Imagine a cena: enquanto milhares de pessoas no interior do Piauí enfrentam dias intermináveis sem uma gota d'água na torneira, a cidade se preparava para receber dois dos maiores nomes do axé music. Pois é, a vida às vezes prega dessas contradições dolorosas.
E foi exatamente esse contraste surreal que levou a Justiça a tomar uma decisão polêmica, mas necessária. Na terça-feira, um juiz simplesmente puxou o freio de mão nos shows de Léo Santana e Kiko Chicabana que estavam marcados para Canto do Buriti. A cidade, que vive sob decreto de emergência por causa da seca mais cruel dos últimos anos, não tem condições de abrigar festas com grandes aglomerações.
Água para beber ou para festejar?
O que me deixa pensando aqui: como justificar um megaevento que consome milhares de litros de água quando a população está dependendo de caminhões-pipa para sobreviver? A promotora de justiça Thaís Lobo Barbosa não teve dúvidas - entrou com uma ação argumentando que seria, no mínimo, uma insensibilidade gigantesca.
E olha que a situação é grave mesmo. Canto do Buriti não é a única nesse sufoco. Mais 11 municípios piauienses estão no mesmo barco - ou melhor, no mesmo deserto. A Defesa Civil estadual confirmou que a região enfrenta uma das piores crises hídricas da história recente.
Os detalhes que pesaram na balança
O tal decreto de emergência não é brincadeira de gente grande. Foi publicado no Diário Oficial do Estado no último dia 19 de setembro, e a situação só piorou desde então. A promotoria foi categórica: permitir shows nesse contexto seria como dar um tiro no pé da própria população.

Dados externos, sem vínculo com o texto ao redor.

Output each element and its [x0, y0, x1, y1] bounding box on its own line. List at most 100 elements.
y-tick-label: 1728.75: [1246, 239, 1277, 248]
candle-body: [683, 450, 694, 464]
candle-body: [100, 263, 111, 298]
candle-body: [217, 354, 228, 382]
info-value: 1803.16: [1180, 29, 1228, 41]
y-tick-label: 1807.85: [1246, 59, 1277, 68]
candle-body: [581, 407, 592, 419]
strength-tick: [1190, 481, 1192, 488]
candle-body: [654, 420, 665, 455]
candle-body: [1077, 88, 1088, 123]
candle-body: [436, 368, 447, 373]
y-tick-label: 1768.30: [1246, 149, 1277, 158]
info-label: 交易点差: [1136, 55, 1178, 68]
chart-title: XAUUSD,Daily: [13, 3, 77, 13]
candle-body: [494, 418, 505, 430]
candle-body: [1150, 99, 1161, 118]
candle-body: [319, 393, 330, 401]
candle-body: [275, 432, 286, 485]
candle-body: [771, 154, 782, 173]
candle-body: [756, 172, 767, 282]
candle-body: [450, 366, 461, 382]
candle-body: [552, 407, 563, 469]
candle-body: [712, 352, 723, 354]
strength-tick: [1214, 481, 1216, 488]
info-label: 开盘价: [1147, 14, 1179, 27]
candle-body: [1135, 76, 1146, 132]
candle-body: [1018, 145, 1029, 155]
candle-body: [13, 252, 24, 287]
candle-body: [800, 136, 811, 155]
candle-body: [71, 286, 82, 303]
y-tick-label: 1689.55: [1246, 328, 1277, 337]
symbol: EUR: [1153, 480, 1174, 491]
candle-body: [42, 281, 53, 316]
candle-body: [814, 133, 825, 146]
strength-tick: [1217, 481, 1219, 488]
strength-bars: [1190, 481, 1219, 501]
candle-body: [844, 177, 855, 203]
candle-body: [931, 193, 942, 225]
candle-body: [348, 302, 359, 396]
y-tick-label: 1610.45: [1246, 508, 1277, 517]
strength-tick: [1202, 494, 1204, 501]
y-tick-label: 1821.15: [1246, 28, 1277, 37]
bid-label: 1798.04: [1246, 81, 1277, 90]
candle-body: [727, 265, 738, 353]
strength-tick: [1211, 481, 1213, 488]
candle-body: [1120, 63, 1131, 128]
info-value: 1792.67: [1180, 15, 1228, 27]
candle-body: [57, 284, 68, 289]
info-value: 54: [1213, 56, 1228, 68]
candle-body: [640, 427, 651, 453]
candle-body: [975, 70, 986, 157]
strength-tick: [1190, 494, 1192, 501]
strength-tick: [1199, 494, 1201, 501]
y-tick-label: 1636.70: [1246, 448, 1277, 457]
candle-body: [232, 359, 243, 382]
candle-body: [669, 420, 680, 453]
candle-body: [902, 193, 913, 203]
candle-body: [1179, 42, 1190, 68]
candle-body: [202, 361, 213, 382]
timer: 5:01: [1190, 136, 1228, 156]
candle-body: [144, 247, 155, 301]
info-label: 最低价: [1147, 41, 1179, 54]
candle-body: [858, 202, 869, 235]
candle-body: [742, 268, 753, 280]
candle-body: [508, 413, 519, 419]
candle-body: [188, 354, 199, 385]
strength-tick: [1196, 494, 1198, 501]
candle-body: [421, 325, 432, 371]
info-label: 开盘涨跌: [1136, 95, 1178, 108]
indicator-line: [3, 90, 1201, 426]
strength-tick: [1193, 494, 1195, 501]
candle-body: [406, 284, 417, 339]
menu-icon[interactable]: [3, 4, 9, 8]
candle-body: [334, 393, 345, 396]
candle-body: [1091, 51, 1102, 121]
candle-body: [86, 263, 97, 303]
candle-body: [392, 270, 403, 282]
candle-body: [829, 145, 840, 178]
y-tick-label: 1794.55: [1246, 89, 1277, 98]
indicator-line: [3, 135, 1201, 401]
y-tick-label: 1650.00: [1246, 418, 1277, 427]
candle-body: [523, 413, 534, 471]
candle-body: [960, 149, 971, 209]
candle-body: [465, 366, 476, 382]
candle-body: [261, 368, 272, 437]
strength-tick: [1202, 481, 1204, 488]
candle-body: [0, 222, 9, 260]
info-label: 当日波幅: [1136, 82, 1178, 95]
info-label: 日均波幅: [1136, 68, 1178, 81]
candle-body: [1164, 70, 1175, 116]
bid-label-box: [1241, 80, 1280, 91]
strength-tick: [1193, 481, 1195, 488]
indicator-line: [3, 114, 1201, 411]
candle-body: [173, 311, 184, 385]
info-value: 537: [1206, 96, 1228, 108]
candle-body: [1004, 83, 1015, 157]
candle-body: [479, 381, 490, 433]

O juiz José Aluísio Alves de Meneses, da 1ª Vara da Comarca de Canto do Buriti, não teve como ignorar os fatos. Na sua decisão, ele deixou claro que a prioridade absoluta tem que ser o abastecimento de água para necessidades básicas - beber, cozinhar, tomar banho (quando possível). Festa fica para quando a chuva voltar.
E sabe o que é mais curioso? A defesa dos promotores dos eventos tentou argumentar que os shows trariam desenvolvimento econômico para a cidade. Mas convenhamos, de que adianta injetar dinheiro na economia local se as pessoas não têm o mínimo para viver com dignidade?
O que acontece agora?
Os organizadores têm duas opções: recorrer da decisão ou remarcar os eventos para quando a situação melhorar. Enquanto isso, os fãs de Léo Santana e Kiko Chicabana vão ter que contentar-se com as músicas no streaming.
Particularmente, acho que a Justiça acertou em cheio. Num momento de crise extrema, o poder público tem que priorizar o essencial. Shows são importantes, claro - a cultura alimenta a alma. Mas a água alimenta o corpo. E sem corpo, não há alma que resista.
Espero que essa decisão sirva de exemplo para outras cidades que estejam passando por situações similares. As vezes, dizer "não" é a forma mais corajosa de governar.